O Correio Braziliense, em cobertura de 2021 sobre o caso, destacou que buscas nos sistemas Bacenjud, Renajud e Infojud – usados para rastrear contas bancárias, veículos e imóveis – não identificaram ativos em nome de Suzane, o que complicou a execução da dívida. A Receita Federal, segundo O Globo de 17 de março de 2025, mantém a cobrança ativa, com a última movimentação do processo em 14 de fevereiro de 2025, quando a Justiça reafirmou a exigência de pagamento e ordenou novas tentativas de localização de bens penhoráveis.
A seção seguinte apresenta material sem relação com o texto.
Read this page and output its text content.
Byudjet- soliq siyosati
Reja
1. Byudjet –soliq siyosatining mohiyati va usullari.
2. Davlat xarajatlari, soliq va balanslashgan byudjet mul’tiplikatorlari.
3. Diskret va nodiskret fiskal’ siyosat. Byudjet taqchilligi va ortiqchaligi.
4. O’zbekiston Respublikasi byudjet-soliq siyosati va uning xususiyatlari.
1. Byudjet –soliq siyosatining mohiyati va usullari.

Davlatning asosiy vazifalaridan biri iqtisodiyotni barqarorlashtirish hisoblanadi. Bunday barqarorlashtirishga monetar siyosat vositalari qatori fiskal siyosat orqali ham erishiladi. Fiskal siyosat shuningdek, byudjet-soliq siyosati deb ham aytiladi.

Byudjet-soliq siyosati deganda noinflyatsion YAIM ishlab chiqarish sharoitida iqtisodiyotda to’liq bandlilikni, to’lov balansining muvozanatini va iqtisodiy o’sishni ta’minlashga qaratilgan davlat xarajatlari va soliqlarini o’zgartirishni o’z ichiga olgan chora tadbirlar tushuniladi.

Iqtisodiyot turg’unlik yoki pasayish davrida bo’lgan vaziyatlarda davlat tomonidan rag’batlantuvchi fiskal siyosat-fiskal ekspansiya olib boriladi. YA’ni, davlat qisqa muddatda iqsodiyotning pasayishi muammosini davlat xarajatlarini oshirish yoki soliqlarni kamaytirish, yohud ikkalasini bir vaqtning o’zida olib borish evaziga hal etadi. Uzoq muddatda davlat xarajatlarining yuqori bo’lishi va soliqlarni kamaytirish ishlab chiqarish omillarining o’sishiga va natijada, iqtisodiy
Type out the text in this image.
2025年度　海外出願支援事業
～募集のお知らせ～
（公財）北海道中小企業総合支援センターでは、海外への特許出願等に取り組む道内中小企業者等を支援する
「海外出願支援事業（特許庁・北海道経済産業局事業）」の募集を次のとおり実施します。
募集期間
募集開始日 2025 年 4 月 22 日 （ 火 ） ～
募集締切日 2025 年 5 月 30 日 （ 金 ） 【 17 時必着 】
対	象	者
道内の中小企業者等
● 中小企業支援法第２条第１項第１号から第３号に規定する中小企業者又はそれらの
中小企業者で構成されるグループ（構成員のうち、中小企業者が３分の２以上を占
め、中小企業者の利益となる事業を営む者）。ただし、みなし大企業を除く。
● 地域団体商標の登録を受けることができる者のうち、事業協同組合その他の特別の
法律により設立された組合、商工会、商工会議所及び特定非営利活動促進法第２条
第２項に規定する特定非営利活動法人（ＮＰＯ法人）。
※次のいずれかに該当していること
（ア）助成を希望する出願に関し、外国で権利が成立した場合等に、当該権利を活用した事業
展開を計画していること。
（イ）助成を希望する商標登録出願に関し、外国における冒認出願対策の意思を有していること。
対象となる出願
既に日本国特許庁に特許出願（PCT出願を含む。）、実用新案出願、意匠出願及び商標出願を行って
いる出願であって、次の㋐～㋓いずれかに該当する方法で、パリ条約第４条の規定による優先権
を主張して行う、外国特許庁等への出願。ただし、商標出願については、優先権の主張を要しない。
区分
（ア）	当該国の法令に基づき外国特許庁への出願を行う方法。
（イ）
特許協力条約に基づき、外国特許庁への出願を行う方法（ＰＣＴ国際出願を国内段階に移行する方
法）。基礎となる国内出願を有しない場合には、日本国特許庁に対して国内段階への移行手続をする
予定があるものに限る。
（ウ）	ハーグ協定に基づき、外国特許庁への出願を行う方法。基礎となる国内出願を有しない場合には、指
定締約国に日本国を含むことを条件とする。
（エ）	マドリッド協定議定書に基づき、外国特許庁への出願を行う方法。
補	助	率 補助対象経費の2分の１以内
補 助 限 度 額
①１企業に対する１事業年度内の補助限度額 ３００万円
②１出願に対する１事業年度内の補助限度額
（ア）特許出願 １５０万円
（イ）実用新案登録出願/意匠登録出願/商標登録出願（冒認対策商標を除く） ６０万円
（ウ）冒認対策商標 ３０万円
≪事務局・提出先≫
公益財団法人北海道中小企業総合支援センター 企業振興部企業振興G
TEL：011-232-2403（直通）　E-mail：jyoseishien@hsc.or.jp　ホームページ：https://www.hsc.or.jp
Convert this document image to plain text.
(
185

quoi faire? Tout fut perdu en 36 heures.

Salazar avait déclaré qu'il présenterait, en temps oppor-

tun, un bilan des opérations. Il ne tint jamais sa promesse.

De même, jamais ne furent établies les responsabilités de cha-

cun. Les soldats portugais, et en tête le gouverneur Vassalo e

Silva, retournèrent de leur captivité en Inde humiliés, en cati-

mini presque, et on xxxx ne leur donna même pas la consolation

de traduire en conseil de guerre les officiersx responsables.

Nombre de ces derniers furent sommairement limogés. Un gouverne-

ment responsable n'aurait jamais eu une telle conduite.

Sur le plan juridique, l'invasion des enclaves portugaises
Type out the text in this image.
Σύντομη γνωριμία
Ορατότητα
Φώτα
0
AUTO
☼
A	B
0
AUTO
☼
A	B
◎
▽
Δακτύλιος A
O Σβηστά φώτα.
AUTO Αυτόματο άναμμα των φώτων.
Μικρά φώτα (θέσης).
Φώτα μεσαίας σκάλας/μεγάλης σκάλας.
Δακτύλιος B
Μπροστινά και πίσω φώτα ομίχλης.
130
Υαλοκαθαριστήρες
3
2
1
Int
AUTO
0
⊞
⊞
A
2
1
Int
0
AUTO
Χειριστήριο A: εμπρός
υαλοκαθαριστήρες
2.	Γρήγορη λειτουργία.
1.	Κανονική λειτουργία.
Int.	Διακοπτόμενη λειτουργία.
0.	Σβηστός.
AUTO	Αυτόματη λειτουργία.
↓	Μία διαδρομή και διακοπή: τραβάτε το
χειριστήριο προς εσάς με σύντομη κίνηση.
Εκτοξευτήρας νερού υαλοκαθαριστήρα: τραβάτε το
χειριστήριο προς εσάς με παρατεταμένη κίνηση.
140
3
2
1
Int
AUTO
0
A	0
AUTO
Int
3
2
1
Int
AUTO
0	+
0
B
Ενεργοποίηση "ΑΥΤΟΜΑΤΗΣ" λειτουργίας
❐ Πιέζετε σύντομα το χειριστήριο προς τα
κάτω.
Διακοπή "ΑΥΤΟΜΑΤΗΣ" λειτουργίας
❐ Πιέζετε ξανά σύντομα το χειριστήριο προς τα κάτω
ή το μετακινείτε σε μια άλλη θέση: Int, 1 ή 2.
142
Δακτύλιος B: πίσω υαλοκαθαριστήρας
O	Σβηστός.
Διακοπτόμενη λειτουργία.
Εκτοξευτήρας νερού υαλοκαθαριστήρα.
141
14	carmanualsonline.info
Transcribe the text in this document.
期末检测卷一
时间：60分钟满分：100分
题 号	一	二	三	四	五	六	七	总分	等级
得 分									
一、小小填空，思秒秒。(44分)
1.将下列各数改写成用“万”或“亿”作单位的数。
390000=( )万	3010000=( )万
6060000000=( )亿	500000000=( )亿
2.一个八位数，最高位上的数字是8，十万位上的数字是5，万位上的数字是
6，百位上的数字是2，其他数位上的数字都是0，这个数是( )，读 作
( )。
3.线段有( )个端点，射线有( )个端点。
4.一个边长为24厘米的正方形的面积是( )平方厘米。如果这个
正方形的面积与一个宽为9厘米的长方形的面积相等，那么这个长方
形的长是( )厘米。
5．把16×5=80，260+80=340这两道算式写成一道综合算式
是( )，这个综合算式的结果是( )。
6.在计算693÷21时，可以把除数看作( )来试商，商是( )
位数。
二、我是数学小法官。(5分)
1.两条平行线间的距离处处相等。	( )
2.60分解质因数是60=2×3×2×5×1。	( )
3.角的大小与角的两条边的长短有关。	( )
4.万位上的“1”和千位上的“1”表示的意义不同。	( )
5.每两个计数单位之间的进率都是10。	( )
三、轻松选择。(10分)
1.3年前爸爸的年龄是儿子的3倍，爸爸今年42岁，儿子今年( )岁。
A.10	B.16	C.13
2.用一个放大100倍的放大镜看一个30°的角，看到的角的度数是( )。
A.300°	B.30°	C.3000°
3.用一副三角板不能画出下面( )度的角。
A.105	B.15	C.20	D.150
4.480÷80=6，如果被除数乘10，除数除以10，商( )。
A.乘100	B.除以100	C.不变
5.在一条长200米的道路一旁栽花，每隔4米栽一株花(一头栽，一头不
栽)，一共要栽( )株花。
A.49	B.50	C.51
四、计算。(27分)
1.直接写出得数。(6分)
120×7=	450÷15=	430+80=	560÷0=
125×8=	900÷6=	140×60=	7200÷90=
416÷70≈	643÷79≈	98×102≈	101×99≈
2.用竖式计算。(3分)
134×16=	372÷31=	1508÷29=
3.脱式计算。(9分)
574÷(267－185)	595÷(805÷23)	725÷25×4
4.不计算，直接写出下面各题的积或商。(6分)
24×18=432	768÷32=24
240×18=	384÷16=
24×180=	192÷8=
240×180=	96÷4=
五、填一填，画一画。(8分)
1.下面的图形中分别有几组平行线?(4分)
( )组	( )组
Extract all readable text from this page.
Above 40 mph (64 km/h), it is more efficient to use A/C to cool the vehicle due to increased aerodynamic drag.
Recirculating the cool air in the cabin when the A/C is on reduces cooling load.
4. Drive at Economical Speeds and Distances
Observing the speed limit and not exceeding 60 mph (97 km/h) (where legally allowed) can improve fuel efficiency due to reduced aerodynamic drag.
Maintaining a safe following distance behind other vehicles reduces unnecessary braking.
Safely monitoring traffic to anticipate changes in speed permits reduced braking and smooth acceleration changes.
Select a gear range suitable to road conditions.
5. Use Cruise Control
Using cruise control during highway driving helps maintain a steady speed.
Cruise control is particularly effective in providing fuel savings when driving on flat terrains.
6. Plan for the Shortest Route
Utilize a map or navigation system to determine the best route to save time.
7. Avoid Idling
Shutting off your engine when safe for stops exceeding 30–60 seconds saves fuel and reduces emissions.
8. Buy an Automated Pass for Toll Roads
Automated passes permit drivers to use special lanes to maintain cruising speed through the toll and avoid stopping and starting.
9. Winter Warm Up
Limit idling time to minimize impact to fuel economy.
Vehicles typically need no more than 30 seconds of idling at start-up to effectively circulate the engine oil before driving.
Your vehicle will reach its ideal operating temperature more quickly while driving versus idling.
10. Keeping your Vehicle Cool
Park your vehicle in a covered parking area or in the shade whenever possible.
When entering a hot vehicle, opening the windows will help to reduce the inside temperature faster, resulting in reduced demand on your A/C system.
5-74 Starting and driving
O caso gerou mudanças legais. Em 30 de dezembro de 2014, a Lei nº 13.846 alterou a Lei nº 8.213, incluindo o artigo 7º, parágrafo 16, que exclui da condição de dependente qualquer pessoa condenada por homicídio doloso contra o segurado, conforme noticiado pelo Metro World News em 6 de setembro de 2023.
Essa reforma foi inspirada diretamente em situações como a de Suzane, visando evitar que criminosos se beneficiem de mortes que provocaram. O então ministro da Previdência, Garibaldi Alves, declarou ao UOL Notícias em 2013 que considerava “uma injustiça” tal pagamento, justificando a iniciativa do INSS para reaver os valores.
Suzane, hoje com 41 anos, vive em regime aberto, o que lhe permite trabalhar durante o dia, desde que retorne à noite a um endereço monitorado pela Justiça.
Em 2024, ela obteve financiamento do Fundo de Financiamento Estudantil (Fies) para cursar biomedicina em uma faculdade particular, apesar de sua dívida com a União. Esse benefício, destinado a estudantes de baixa renda, levanta questões sobre a elegibilidade de alguém com pendências fiscais, embora o programa não exija consulta direta à Dívida Ativa para aprovação, segundo regras publicadas pelo Ministério da Educação até 2023.
A cobrança da Receita Federal não é apenas uma questão financeira, mas um símbolo das contradições do sistema brasileiro. Enquanto Suzane tenta reconstruir sua vida – seja por meio de estudos ou do ateliê de costura “Su Entre Linhas”, registrado como MEI em Angatuba, conforme o Metro World News de 2023 –, a Justiça busca reparar o que considera um erro histórico.
A falta de bens penhoráveis e a dificuldade em localizá-la sugerem que a dívida pode permanecer em aberto, mas o precedente legal estabelecido impede que casos semelhantes se repitam no futuro.